14 It became clear to counsel, and he has deposed to the fact, the defendant having released client legal privilege attached to the communication, that the Supreme Court proceedings should not be defended. That the Supreme Court proceedings were unlikely to be defended was communicated by counsel for the defendant to counsel for the plaintiff on 1 August 2006 and again on 5 September 2006. Those dates were subsequent to the material dates in the orders made by Brereton J. But, nonetheless, they indicate that the plaintiff was informed of the likelihood that the matter would not proceed and, no doubt, the communications had an effect on the generation of further costs by the plaintiff. There was a delay between advice to the defendant not to defend the Supreme Court proceedings and his giving instructions to that effect.

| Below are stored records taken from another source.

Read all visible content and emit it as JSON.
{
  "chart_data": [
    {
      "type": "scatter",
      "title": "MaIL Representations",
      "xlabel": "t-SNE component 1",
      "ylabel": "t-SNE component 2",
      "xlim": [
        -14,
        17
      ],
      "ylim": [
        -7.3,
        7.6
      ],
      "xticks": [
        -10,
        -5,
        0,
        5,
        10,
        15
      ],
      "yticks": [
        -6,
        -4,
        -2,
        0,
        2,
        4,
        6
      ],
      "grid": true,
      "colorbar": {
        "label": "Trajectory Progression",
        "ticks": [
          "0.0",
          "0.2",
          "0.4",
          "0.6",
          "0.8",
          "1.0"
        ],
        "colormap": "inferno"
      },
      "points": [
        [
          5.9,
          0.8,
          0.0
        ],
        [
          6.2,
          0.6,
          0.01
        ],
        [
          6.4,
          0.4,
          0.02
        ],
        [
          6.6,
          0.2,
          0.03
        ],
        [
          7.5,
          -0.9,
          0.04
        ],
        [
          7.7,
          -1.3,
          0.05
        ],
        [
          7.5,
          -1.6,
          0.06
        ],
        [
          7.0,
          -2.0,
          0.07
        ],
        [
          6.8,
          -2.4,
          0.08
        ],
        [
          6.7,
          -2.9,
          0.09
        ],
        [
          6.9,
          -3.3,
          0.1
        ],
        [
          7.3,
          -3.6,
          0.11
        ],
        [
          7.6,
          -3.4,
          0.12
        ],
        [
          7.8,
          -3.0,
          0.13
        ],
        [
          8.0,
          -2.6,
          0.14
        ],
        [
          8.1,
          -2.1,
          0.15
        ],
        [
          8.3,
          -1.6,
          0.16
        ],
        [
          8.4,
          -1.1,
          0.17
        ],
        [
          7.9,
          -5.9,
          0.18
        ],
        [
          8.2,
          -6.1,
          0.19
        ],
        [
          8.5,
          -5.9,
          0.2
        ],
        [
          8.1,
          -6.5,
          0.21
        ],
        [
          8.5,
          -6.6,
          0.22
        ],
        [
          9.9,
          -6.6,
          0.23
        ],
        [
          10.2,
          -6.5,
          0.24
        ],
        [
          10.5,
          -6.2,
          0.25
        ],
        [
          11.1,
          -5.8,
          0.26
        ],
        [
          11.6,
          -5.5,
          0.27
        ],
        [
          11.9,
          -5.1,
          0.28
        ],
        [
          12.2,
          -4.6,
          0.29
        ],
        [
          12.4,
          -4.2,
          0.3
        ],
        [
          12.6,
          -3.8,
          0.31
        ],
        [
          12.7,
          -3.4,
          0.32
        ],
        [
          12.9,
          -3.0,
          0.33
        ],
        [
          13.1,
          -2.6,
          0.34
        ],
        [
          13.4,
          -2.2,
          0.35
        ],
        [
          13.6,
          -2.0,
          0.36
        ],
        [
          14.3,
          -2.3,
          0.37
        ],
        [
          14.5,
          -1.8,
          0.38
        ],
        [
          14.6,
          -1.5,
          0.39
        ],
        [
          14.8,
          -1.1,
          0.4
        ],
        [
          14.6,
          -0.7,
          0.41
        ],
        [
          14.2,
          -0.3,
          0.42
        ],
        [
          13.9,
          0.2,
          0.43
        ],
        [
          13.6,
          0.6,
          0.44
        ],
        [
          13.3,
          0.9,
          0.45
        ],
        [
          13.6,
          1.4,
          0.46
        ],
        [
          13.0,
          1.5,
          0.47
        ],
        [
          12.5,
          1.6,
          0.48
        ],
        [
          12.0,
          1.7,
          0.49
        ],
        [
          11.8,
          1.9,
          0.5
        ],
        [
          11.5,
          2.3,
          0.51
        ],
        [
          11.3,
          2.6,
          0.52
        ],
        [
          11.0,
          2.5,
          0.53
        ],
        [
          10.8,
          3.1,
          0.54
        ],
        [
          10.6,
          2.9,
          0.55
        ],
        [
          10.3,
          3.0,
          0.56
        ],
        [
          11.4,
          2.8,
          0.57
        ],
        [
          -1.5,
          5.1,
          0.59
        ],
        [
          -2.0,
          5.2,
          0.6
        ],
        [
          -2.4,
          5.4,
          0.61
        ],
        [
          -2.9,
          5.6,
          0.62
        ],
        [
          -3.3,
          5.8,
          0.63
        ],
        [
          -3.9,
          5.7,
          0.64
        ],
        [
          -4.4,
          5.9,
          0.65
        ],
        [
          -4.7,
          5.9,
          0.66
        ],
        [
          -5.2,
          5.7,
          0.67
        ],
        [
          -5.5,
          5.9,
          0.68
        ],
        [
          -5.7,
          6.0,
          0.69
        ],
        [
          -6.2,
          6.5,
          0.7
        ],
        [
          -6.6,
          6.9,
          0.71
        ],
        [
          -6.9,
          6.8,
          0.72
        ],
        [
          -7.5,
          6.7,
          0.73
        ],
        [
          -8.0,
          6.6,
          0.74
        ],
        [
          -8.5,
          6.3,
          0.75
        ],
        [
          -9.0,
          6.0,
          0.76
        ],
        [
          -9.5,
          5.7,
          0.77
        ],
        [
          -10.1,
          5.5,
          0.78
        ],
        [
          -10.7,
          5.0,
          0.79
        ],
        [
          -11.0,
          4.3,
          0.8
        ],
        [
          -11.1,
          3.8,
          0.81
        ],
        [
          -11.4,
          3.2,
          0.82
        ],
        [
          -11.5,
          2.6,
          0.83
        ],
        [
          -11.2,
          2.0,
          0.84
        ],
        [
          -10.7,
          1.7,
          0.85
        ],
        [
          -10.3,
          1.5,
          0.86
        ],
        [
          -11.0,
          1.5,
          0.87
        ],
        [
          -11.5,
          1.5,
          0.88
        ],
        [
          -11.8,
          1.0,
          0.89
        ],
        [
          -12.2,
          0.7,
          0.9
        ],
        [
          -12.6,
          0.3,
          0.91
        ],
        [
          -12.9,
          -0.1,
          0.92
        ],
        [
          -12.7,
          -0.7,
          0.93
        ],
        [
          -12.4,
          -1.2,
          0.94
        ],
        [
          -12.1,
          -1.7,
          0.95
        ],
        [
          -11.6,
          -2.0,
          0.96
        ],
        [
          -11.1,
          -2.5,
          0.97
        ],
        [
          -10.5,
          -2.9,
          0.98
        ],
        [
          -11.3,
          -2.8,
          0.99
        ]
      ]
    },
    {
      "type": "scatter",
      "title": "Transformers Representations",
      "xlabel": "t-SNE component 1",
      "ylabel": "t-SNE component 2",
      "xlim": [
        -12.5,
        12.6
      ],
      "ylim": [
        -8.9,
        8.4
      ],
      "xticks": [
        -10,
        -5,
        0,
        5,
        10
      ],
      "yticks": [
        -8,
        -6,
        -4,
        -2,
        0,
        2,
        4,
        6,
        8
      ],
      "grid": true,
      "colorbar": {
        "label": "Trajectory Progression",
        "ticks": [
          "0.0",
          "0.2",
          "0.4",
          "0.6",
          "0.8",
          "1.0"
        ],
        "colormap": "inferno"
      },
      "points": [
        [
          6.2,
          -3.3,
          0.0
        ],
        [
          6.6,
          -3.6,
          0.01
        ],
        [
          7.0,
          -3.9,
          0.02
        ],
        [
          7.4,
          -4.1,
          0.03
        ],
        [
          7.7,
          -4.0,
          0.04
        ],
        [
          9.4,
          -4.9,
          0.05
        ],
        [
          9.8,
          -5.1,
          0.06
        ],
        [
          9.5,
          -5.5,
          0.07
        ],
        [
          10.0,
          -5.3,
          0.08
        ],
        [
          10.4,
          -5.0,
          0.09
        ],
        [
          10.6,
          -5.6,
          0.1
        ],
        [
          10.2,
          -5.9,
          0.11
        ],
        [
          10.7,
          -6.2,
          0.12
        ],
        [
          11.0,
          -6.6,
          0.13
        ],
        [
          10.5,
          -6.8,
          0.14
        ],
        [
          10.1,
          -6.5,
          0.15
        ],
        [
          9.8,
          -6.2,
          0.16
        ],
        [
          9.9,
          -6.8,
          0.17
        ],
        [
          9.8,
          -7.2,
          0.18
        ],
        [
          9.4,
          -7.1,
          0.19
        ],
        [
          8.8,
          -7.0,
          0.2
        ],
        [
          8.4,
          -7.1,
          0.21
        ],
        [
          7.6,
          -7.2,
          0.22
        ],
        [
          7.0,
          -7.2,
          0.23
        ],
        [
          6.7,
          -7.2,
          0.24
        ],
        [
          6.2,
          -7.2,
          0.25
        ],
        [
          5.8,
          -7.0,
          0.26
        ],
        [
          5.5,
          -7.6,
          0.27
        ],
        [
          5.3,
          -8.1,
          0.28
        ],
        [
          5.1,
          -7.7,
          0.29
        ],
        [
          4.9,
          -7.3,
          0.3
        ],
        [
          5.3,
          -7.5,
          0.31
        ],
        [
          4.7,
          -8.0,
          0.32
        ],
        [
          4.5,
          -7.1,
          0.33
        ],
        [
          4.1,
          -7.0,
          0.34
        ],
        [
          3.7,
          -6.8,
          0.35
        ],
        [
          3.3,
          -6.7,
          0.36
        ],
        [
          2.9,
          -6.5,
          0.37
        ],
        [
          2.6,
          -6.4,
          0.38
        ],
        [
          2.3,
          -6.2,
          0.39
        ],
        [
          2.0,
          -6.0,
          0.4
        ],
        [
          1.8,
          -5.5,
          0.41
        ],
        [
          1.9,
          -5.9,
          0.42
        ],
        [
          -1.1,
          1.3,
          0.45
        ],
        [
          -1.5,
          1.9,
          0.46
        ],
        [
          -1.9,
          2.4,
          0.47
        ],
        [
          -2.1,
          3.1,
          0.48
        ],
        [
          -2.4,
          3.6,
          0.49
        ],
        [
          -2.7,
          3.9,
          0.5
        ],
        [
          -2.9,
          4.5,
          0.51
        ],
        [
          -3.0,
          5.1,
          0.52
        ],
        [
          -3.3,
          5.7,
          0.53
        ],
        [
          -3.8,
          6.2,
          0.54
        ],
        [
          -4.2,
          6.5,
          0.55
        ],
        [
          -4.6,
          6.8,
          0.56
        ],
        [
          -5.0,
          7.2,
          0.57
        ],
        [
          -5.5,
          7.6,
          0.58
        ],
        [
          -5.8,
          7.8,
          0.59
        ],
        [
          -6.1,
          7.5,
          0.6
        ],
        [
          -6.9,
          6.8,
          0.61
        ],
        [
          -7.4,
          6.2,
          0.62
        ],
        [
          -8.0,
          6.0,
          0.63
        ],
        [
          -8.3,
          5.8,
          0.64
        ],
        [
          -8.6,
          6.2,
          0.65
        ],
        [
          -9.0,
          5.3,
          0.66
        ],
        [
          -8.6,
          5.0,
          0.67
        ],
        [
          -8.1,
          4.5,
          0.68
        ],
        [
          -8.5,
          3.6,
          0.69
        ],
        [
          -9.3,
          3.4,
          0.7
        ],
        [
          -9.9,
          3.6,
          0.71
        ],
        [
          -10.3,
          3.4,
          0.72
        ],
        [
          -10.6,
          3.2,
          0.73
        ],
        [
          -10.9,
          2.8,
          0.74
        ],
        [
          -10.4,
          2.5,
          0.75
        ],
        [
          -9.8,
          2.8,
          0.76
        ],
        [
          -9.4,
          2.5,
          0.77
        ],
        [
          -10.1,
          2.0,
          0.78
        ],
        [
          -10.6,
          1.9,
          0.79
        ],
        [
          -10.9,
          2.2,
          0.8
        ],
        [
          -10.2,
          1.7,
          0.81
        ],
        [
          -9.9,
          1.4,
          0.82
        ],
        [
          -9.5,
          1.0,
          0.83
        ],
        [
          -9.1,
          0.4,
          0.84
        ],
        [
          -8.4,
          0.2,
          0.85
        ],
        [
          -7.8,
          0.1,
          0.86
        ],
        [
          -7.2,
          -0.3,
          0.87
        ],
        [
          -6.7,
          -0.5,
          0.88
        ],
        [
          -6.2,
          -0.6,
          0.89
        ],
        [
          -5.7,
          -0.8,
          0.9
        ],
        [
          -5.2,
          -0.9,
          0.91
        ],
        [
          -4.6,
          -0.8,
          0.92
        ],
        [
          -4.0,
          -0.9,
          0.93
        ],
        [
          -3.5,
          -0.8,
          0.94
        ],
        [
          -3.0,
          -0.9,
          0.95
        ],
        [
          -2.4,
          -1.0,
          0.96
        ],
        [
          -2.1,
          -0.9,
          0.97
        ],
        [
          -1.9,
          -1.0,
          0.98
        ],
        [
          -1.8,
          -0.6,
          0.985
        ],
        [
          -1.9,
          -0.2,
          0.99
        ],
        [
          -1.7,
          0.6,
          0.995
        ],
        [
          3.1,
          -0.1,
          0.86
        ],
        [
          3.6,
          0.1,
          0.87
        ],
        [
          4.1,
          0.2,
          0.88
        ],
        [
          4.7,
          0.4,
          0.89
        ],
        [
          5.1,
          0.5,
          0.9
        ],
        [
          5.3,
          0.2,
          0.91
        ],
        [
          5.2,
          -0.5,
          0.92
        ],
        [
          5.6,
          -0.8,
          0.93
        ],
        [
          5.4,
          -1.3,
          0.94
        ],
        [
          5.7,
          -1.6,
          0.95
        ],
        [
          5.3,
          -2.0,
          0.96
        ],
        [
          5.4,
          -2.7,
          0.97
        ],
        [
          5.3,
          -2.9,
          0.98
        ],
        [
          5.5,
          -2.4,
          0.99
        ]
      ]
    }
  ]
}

15 It would have been appropriate for the court to have been asked to vary or even to stay the orders of Brereton J pending the determination by the defendant that he would not defend the Supreme Court proceedings. Orders such as those made by Brereton J are not only for the benefit of the parties in apprising them of the case they have to meet. They are also for the benefit of the court in enabling the judge assigned to the case to understand the issues involved before going on the bench. This is particularly so of the Expedition List within the Equity Division of the court from whence this matter was set down. Brereton J noted that no party objected to the trial judge reading the affidavit evidence in advance of the hearing and the matter was set down for one day, the trial judge, if necessary, to allocate time between the parties to ensure that the matter finished within the day.
16 What appears to have happened is that the parties were aware of the likelihood that the matter would not proceed, but the court was not informed of that circumstance.
17 The affidavit of the defendant is, in my view, significant. He swears that he does not consider that the conduct of either the barrister or the solicitor increased his costs of the proceedings. He says that they at all times acted in accordance with his instructions, and he respectfully asks the court not to make orders against them to pay any part of his costs.
18 The increase in costs relevant to this matter are the costs of the plaintiff in complying with the orders made by Brereton J. They apply to the defendant because he was ordered to pay the plaintiff's costs. But in light of his affidavit, in light of the explanations that have been given by the barrister and the solicitor, and in light of the apologies that have been given to the court by both the barrister and the solicitor, I am of the view that this is not an appropriate case to invoke the Civil Procedure Act 2005, s 99 and I will not do so.